Supporters tell how Dr. Pou is so devoted to her patients she gives each one her cell phone number. A doctor tells how she was called in the middle of the night due to the hemorrhaging of a patient. She rushed to the hospital and called in a battery of specialists who worked for hours doing intricate surgery to staunch the blood flow and repair the damage. “That’s just the kind of doctor she is,” they say. A devout Catholic, “one of the greatest doctors I’ve ever worked with,” and “one of those rare people who has devoted her life to the care of her patients and the practice of medicine.”
Dr. Pou and two nurses, Lori Budo and Cheri Landry, were arrested Monday night and booked with four counts of second-degree murder. I don’t follow the legalities here very well, because the same reports state that the three women were released without being formally charged.

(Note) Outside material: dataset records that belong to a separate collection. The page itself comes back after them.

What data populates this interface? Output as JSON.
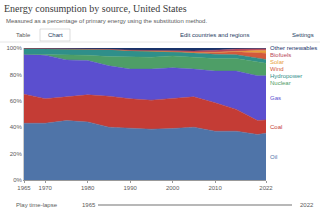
{
  "chart_data": {
    "type": "area",
    "title": "Energy consumption by source, United States",
    "subtitle": "Measured as a percentage of primary energy using the substitution method.",
    "annotations": [
      "Table",
      "Chart",
      "Edit countries and regions",
      "Settings",
      "Play time-lapse",
      "1965",
      "2022"
    ],
    "stacked": true,
    "grid": true,
    "x": [
      1965,
      1970,
      1975,
      1980,
      1985,
      1990,
      1995,
      2000,
      2005,
      2010,
      2015,
      2020,
      2022
    ],
    "xlim": [
      1965,
      2022
    ],
    "xticks": [
      1965,
      1970,
      1980,
      1990,
      2000,
      2010,
      2022
    ],
    "ylim": [
      0,
      100
    ],
    "yticks": [
      {
        "value": 0,
        "label": "0%"
      },
      {
        "value": 20,
        "label": "20%"
      },
      {
        "value": 40,
        "label": "40%"
      },
      {
        "value": 60,
        "label": "60%"
      },
      {
        "value": 80,
        "label": "80%"
      },
      {
        "value": 100,
        "label": "100%"
      }
    ],
    "series": [
      {
        "name": "Oil",
        "color": "#4f74a8",
        "values": [
          43,
          43,
          45,
          44,
          40,
          39,
          38.5,
          39,
          40,
          37,
          37,
          34.5,
          35.5
        ]
      },
      {
        "name": "Coal",
        "color": "#c43c35",
        "values": [
          22,
          18.6,
          18,
          20.5,
          23.5,
          22.5,
          22,
          23,
          23,
          21.5,
          16.5,
          10.5,
          10
        ]
      },
      {
        "name": "Gas",
        "color": "#5b4fcf",
        "values": [
          30.2,
          33,
          28,
          26,
          23,
          22.5,
          23.5,
          23,
          21,
          24,
          29,
          34,
          33.5
        ]
      },
      {
        "name": "Nuclear",
        "color": "#4e9e67",
        "values": [
          0.1,
          0.4,
          3.5,
          4,
          7,
          9.5,
          9,
          9,
          9,
          9.5,
          9.5,
          10.5,
          9.5
        ]
      },
      {
        "name": "Hydropower",
        "color": "#2f8f8a",
        "values": [
          4.5,
          4.7,
          5,
          4.8,
          5.5,
          4.5,
          4.5,
          3.5,
          3.3,
          3.2,
          2.9,
          3.2,
          2.8
        ]
      },
      {
        "name": "Wind",
        "color": "#d25a3c",
        "values": [
          0,
          0,
          0,
          0,
          0,
          0.1,
          0.1,
          0.1,
          0.4,
          1.4,
          2.3,
          4,
          4.7
        ]
      },
      {
        "name": "Solar",
        "color": "#e8a03a",
        "values": [
          0,
          0,
          0,
          0,
          0,
          0,
          0,
          0,
          0,
          0.1,
          0.5,
          1.5,
          2.2
        ]
      },
      {
        "name": "Biofuels",
        "color": "#b8475a",
        "values": [
          0,
          0,
          0,
          0,
          0,
          0.2,
          0.4,
          0.4,
          1,
          1.6,
          1.6,
          1.3,
          1.3
        ]
      },
      {
        "name": "Other renewables",
        "color": "#18336b",
        "values": [
          0.2,
          0.3,
          0.5,
          0.7,
          1,
          1.7,
          2,
          2,
          2.3,
          1.7,
          0.7,
          0.5,
          0.5
        ]
      }
    ]
  }
}
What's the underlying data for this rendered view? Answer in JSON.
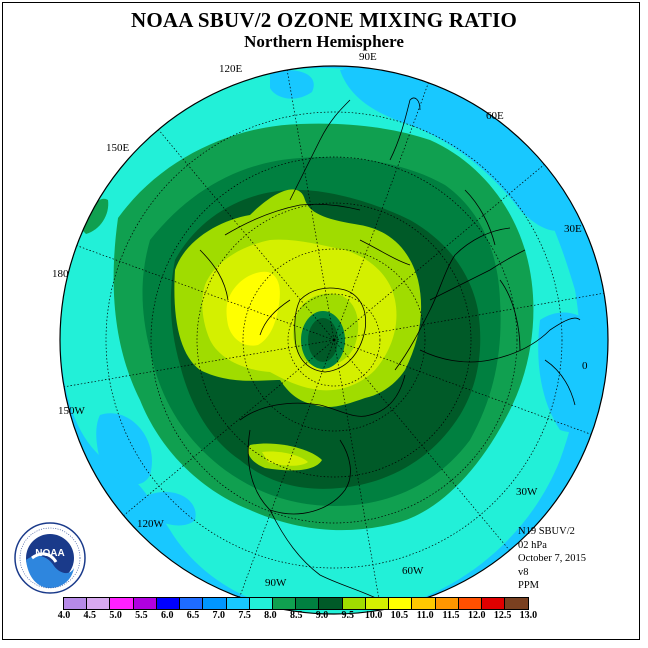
{
  "title": "NOAA SBUV/2 OZONE MIXING RATIO",
  "subtitle": "Northern Hemisphere",
  "longitude_labels": {
    "lon_90E": "90E",
    "lon_60E": "60E",
    "lon_30E": "30E",
    "lon_0": "0",
    "lon_30W": "30W",
    "lon_60W": "60W",
    "lon_90W": "90W",
    "lon_120W": "120W",
    "lon_150W": "150W",
    "lon_180": "180",
    "lon_150E": "150E",
    "lon_120E": "120E"
  },
  "info": {
    "satellite": "N19 SBUV/2",
    "level": "02 hPa",
    "date": "October 7, 2015",
    "version": "v8",
    "units": "PPM"
  },
  "logo": {
    "text": "NOAA",
    "ring_text": "NATIONAL OCEANIC AND ATMOSPHERIC ADMINISTRATION · U.S. DEPARTMENT OF COMMERCE"
  },
  "colorbar": {
    "ticks": [
      "4.0",
      "4.5",
      "5.0",
      "5.5",
      "6.0",
      "6.5",
      "7.0",
      "7.5",
      "8.0",
      "8.5",
      "9.0",
      "9.5",
      "10.0",
      "10.5",
      "11.0",
      "11.5",
      "12.0",
      "12.5",
      "13.0"
    ],
    "colors": [
      "#b78ae8",
      "#d8a8f0",
      "#ff20ff",
      "#b000e0",
      "#0000ff",
      "#1e6cff",
      "#0096ff",
      "#18c8ff",
      "#22f0d8",
      "#10a050",
      "#008040",
      "#005a28",
      "#a0dc00",
      "#d4f000",
      "#ffff00",
      "#ffc800",
      "#ff9600",
      "#ff5000",
      "#e00000",
      "#7a4020"
    ]
  },
  "map_field": {
    "level_colors": {
      "7.0": "#18c8ff",
      "7.5": "#22f0d8",
      "8.0": "#10a050",
      "8.5": "#008040",
      "9.0": "#005a28",
      "9.5": "#a0dc00",
      "10.0": "#d4f000",
      "10.5": "#ffff00"
    }
  }
}
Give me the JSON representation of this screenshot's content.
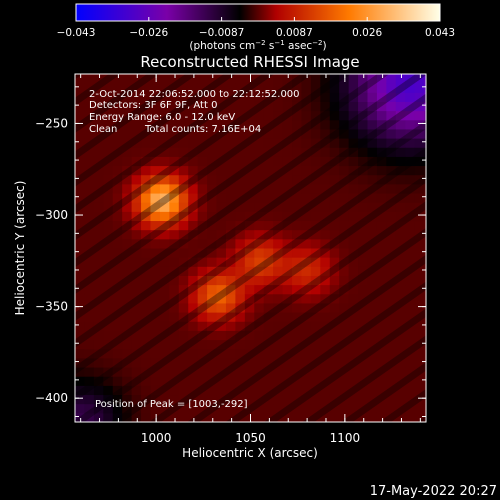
{
  "colorbar": {
    "ticks": [
      "−0.043",
      "−0.026",
      "−0.0087",
      "0.0087",
      "0.026",
      "0.043"
    ],
    "unit_prefix": "(photons cm",
    "unit_mid1": " s",
    "unit_mid2": " asec",
    "unit_suffix": ")",
    "exp1": "−2",
    "exp2": "−1",
    "exp3": "−2"
  },
  "footer": {
    "timestamp": "17-May-2022 20:27"
  },
  "chart_data": {
    "type": "heatmap",
    "title": "Reconstructed RHESSI Image",
    "xlabel": "Heliocentric X (arcsec)",
    "ylabel": "Heliocentric Y (arcsec)",
    "xlim": [
      957,
      1143
    ],
    "ylim": [
      -413,
      -223
    ],
    "x_ticks": [
      "1000",
      "1050",
      "1100"
    ],
    "x_tick_values": [
      1000,
      1050,
      1100
    ],
    "y_ticks": [
      "−250",
      "−300",
      "−350",
      "−400"
    ],
    "y_tick_values": [
      -250,
      -300,
      -350,
      -400
    ],
    "value_range": [
      -0.043,
      0.043
    ],
    "colormap": [
      "#0000ff",
      "#800080",
      "#000000",
      "#ff0000",
      "#ffa500",
      "#ffffff"
    ],
    "sources": [
      {
        "x": 1003,
        "y": -292,
        "peak": 0.043
      },
      {
        "x": 1033,
        "y": -344,
        "peak": 0.03
      },
      {
        "x": 1055,
        "y": -325,
        "peak": 0.025
      },
      {
        "x": 1080,
        "y": -330,
        "peak": 0.022
      }
    ],
    "annotations": {
      "time": "2-Oct-2014 22:06:52.000 to 22:12:52.000",
      "detectors": "Detectors: 3F 6F 9F, Att 0",
      "energy": "Energy Range: 6.0 - 12.0 keV",
      "method": "Clean",
      "counts": "Total counts: 7.16E+04",
      "peak": "Position of Peak = [1003,-292]"
    }
  }
}
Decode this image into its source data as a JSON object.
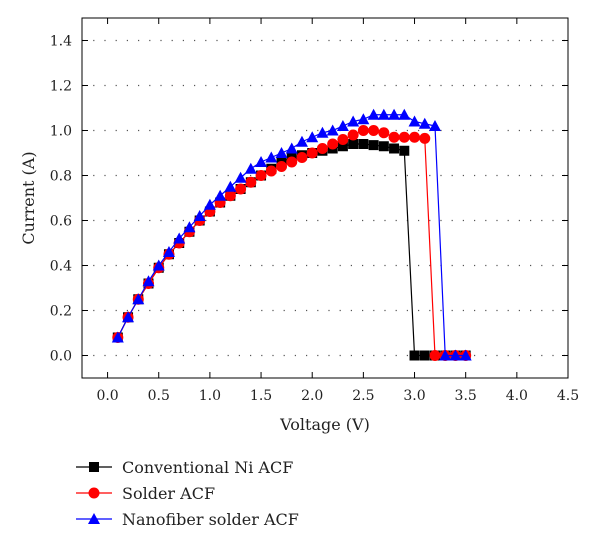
{
  "chart_data": {
    "type": "line",
    "xlabel": "Voltage (V)",
    "ylabel": "Current (A)",
    "xlim": [
      -0.25,
      4.5
    ],
    "ylim": [
      -0.1,
      1.5
    ],
    "xticks": [
      0.0,
      0.5,
      1.0,
      1.5,
      2.0,
      2.5,
      3.0,
      3.5,
      4.0,
      4.5
    ],
    "xtick_labels": [
      "0.0",
      "0.5",
      "1.0",
      "1.5",
      "2.0",
      "2.5",
      "3.0",
      "3.5",
      "4.0",
      "4.5"
    ],
    "yticks": [
      0.0,
      0.2,
      0.4,
      0.6,
      0.8,
      1.0,
      1.2,
      1.4
    ],
    "ytick_labels": [
      "0.0",
      "0.2",
      "0.4",
      "0.6",
      "0.8",
      "1.0",
      "1.2",
      "1.4"
    ],
    "grid": "horizontal-dotted",
    "legend_placement": "bottom",
    "series": [
      {
        "name": "Conventional Ni ACF",
        "color": "#000000",
        "marker": "square",
        "x": [
          0.1,
          0.2,
          0.3,
          0.4,
          0.5,
          0.6,
          0.7,
          0.8,
          0.9,
          1.0,
          1.1,
          1.2,
          1.3,
          1.4,
          1.5,
          1.6,
          1.7,
          1.8,
          1.9,
          2.0,
          2.1,
          2.2,
          2.3,
          2.4,
          2.5,
          2.6,
          2.7,
          2.8,
          2.9,
          3.0,
          3.1,
          3.2,
          3.3,
          3.4,
          3.5
        ],
        "y": [
          0.08,
          0.17,
          0.25,
          0.32,
          0.39,
          0.45,
          0.5,
          0.55,
          0.6,
          0.64,
          0.68,
          0.71,
          0.74,
          0.77,
          0.8,
          0.83,
          0.86,
          0.88,
          0.89,
          0.9,
          0.91,
          0.92,
          0.93,
          0.94,
          0.94,
          0.935,
          0.93,
          0.92,
          0.91,
          0.0,
          0.0,
          0.0,
          0.0,
          0.0,
          0.0
        ]
      },
      {
        "name": "Solder ACF",
        "color": "#ff0000",
        "marker": "circle",
        "x": [
          0.1,
          0.2,
          0.3,
          0.4,
          0.5,
          0.6,
          0.7,
          0.8,
          0.9,
          1.0,
          1.1,
          1.2,
          1.3,
          1.4,
          1.5,
          1.6,
          1.7,
          1.8,
          1.9,
          2.0,
          2.1,
          2.2,
          2.3,
          2.4,
          2.5,
          2.6,
          2.7,
          2.8,
          2.9,
          3.0,
          3.1,
          3.2,
          3.3,
          3.4,
          3.5
        ],
        "y": [
          0.08,
          0.17,
          0.25,
          0.32,
          0.39,
          0.45,
          0.5,
          0.55,
          0.6,
          0.64,
          0.68,
          0.71,
          0.74,
          0.77,
          0.8,
          0.82,
          0.84,
          0.86,
          0.88,
          0.9,
          0.92,
          0.94,
          0.96,
          0.98,
          1.0,
          1.0,
          0.99,
          0.97,
          0.97,
          0.97,
          0.965,
          0.0,
          0.0,
          0.0,
          0.0
        ]
      },
      {
        "name": "Nanofiber solder ACF",
        "color": "#0000ff",
        "marker": "triangle",
        "x": [
          0.1,
          0.2,
          0.3,
          0.4,
          0.5,
          0.6,
          0.7,
          0.8,
          0.9,
          1.0,
          1.1,
          1.2,
          1.3,
          1.4,
          1.5,
          1.6,
          1.7,
          1.8,
          1.9,
          2.0,
          2.1,
          2.2,
          2.3,
          2.4,
          2.5,
          2.6,
          2.7,
          2.8,
          2.9,
          3.0,
          3.1,
          3.2,
          3.3,
          3.4,
          3.5
        ],
        "y": [
          0.08,
          0.17,
          0.25,
          0.33,
          0.4,
          0.46,
          0.52,
          0.57,
          0.62,
          0.67,
          0.71,
          0.75,
          0.79,
          0.83,
          0.86,
          0.88,
          0.9,
          0.92,
          0.95,
          0.97,
          0.99,
          1.0,
          1.02,
          1.04,
          1.05,
          1.07,
          1.07,
          1.07,
          1.07,
          1.04,
          1.03,
          1.02,
          0.0,
          0.0,
          0.0
        ]
      }
    ]
  }
}
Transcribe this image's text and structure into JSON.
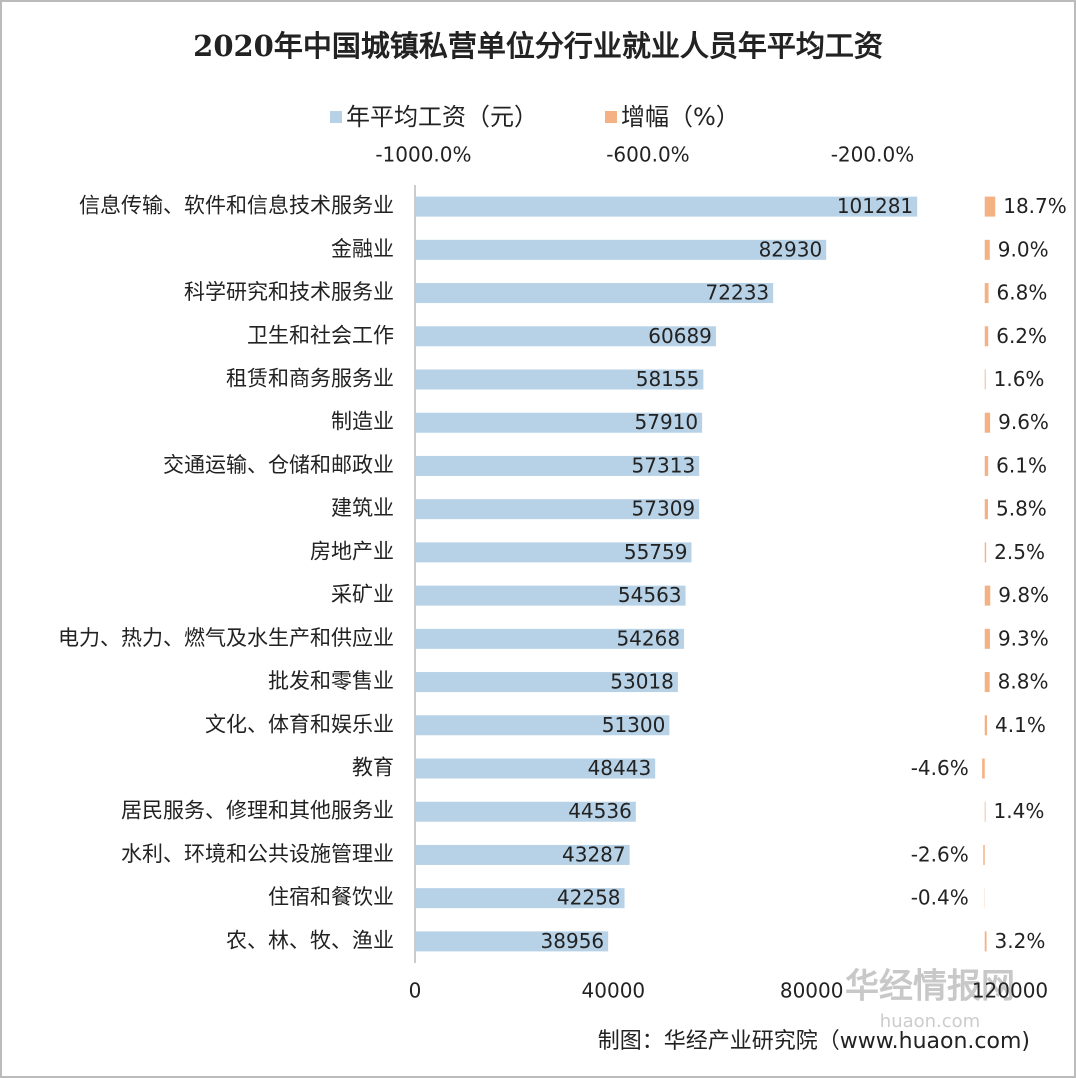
{
  "chart_data": {
    "type": "bar",
    "orientation": "horizontal",
    "title": "2020年中国城镇私营单位分行业就业人员年平均工资",
    "categories": [
      "信息传输、软件和信息技术服务业",
      "金融业",
      "科学研究和技术服务业",
      "卫生和社会工作",
      "租赁和商务服务业",
      "制造业",
      "交通运输、仓储和邮政业",
      "建筑业",
      "房地产业",
      "采矿业",
      "电力、热力、燃气及水生产和供应业",
      "批发和零售业",
      "文化、体育和娱乐业",
      "教育",
      "居民服务、修理和其他服务业",
      "水利、环境和公共设施管理业",
      "住宿和餐饮业",
      "农、林、牧、渔业"
    ],
    "series": [
      {
        "name": "年平均工资（元）",
        "color": "#b7d1e6",
        "values": [
          101281,
          82930,
          72233,
          60689,
          58155,
          57910,
          57313,
          57309,
          55759,
          54563,
          54268,
          53018,
          51300,
          48443,
          44536,
          43287,
          42258,
          38956
        ]
      },
      {
        "name": "增幅（%）",
        "color": "#f4b183",
        "axis": "x2",
        "values": [
          18.7,
          9.0,
          6.8,
          6.2,
          1.6,
          9.6,
          6.1,
          5.8,
          2.5,
          9.8,
          9.3,
          8.8,
          4.1,
          -4.6,
          1.4,
          -2.6,
          -0.4,
          3.2
        ],
        "value_labels": [
          "18.7%",
          "9.0%",
          "6.8%",
          "6.2%",
          "1.6%",
          "9.6%",
          "6.1%",
          "5.8%",
          "2.5%",
          "9.8%",
          "9.3%",
          "8.8%",
          "4.1%",
          "-4.6%",
          "1.4%",
          "-2.6%",
          "-0.4%",
          "3.2%"
        ]
      }
    ],
    "xlim": [
      0,
      120000
    ],
    "xticks": [
      0,
      40000,
      80000,
      120000
    ],
    "x2lim": [
      -1015,
      45
    ],
    "x2ticks": [
      {
        "value": -1000,
        "label": "-1000.0%"
      },
      {
        "value": -600,
        "label": "-600.0%"
      },
      {
        "value": -200,
        "label": "-200.0%"
      }
    ],
    "source": "制图：华经产业研究院（www.huaon.com)",
    "watermark": [
      "华经情报网",
      "huaon.com"
    ]
  }
}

From here, the attorney general gives his information to the Orleans Parish District Attorney, Eddie Jordan, who will presumably present this to a grand jury and they will decide whether to indict the medical workers.
The story is this. When Hurricane Katrina hit New Orleans, Dr. Pou decided to stay at the hospital with the patients. We hear reports–I know nothing of this personally–of other doctors leaving. The area around the hospital flooded, shutting down the electrical power, the hospital’s emergency generator, and the sanitation system. Meanwhile, temperatures soared to 100 outside and to critical levels inside the closed buildings. In all 45 patients died at Memorial, including 34 who died during or just after the storm. Dr. Pou and the nurses seem to have been there all the way, going to extraordinary lengths to provide what comfort they could.